A Kaldi recipe for Spanish using the Heroico corpus.
Description of the Heroico Corpus
The Heroico corpus (LDC2006S37) was originally collected to train acoustic models for pronunciation modeling in Spanish language learning applications.
The corpus consists of two main subcorpora:
1. A subcorpus collected at Mexico's Military Academy called Heroico.
2. A subcorpus collected at the United States Military Academy (USMA) in West Point New York.
The Heroico corpus is further divided into recited and prompted speech subcorpora.
In the LDC distribution, the recited speech appears under the recordings directory and the prompted speech under the answers directory.

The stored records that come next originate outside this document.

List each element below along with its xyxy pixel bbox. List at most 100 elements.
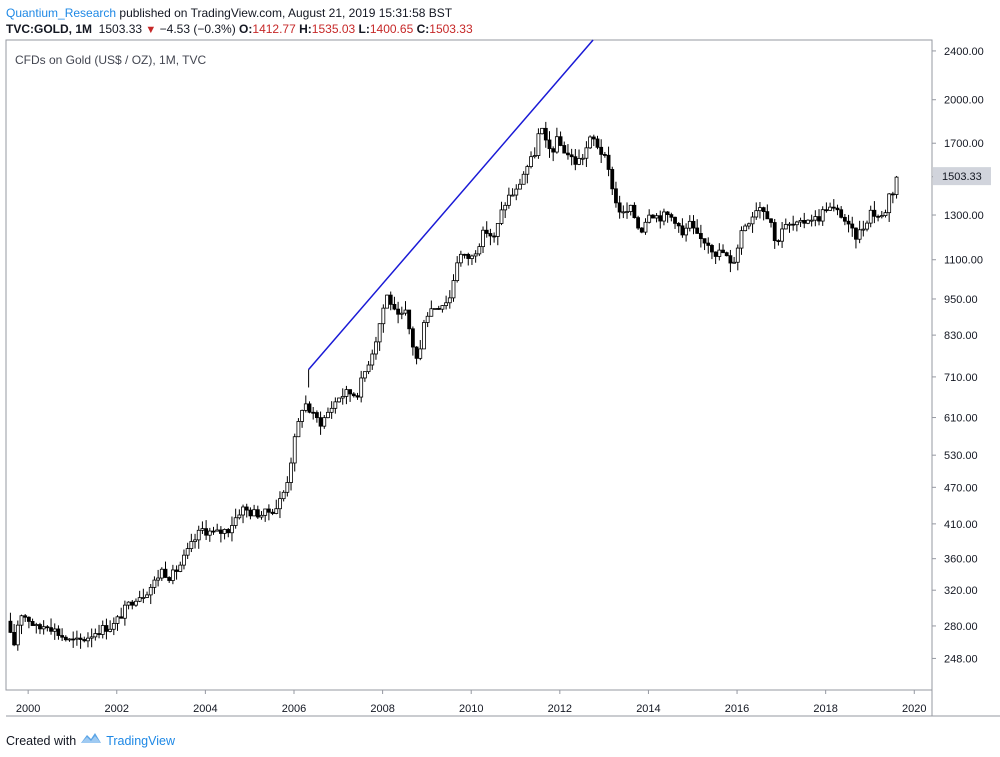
- tradingview-brand[interactable]: TradingView: [106, 733, 175, 748]
- candle-body: [828, 206, 832, 211]
- candle-body: [883, 212, 888, 216]
- candle-body: [26, 616, 31, 622]
- candle-body: [724, 252, 729, 257]
- x-tick-label: 2002: [105, 703, 129, 715]
- candle-body: [831, 206, 836, 209]
- candle-body: [167, 577, 172, 581]
- candle-body: [78, 637, 83, 640]
- candle-body: [226, 529, 231, 534]
- candles-layer: [8, 121, 899, 651]
- x-tick-label: 2020: [902, 703, 926, 715]
- candle-body: [861, 228, 866, 231]
- tradingview-logo-icon[interactable]: [80, 731, 102, 750]
- quote-line: TVC:GOLD, 1M 1503.33 ▼ −4.53 (−0.3%) O:1…: [6, 21, 473, 38]
- candle-body: [846, 220, 851, 225]
- candle-body: [362, 371, 367, 379]
- time-axis[interactable]: 2000 2002 2004 2006 2008 2010 2012 2014 2016 2018…: [16, 690, 927, 715]
- candle-body: [281, 491, 286, 500]
- candle-body: [436, 308, 441, 310]
- candle-body: [543, 127, 548, 141]
- candle-body: [300, 409, 305, 422]
- trendline-layer[interactable]: [308, 39, 594, 388]
- candle-body: [145, 594, 149, 598]
- candle-body: [765, 211, 770, 220]
- candle-body: [285, 482, 290, 493]
- candle-body: [403, 309, 408, 314]
- candle-body: [455, 262, 460, 282]
- y-tick-label: 280.00: [944, 621, 978, 633]
- candle-body: [868, 209, 873, 224]
- last-price-label: 1503.33: [942, 171, 982, 183]
- candle-body: [204, 528, 209, 536]
- candle-body: [451, 280, 456, 299]
- x-tick-label: 2014: [636, 703, 660, 715]
- trendline[interactable]: [308, 39, 594, 370]
- price-axis[interactable]: 248.00 280.00 320.00 360.00 410.00 470.00 530.…: [932, 46, 984, 666]
- high-value: 1535.03: [311, 22, 356, 36]
- candle-body: [108, 628, 113, 632]
- author-link[interactable]: Quantium_Research: [6, 6, 117, 20]
- candle-body: [60, 635, 65, 638]
- candle-body: [414, 346, 419, 359]
- y-tick-label: 830.00: [944, 330, 978, 342]
- down-arrow-icon: ▼: [145, 24, 157, 36]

The USMA subcorpus includes 1.2 hours of speech from nonnative informants and 1 hour of speech from native speakers.
All the speech in the USMA corpus was recited.
With the exception of one hour of speech, the Heroico subcorpus was used for training and the USMA subcorpus was used for testing.
The Heroico subcorpus has 11.8 hours of speech.
In this recipe 10.8 hours were used as training data.
2.2 hours of speech from the USMA subcorpus were used as testing data.
One hour segment of speech in the Heroico corpus was recited from the same set of prompts that was used in the USMA collection.
To avoid overlap of the training and testing sets, this one hour segment was separated out from the Heroico corpus into a devtest set.
In summary the Heroico corpus was split into 5 parts for this recipe:
1. Heroico answers train
2. Heroico recited train
3. Heroico Recited devtest
4. USMA native test
5. USMA nonnative test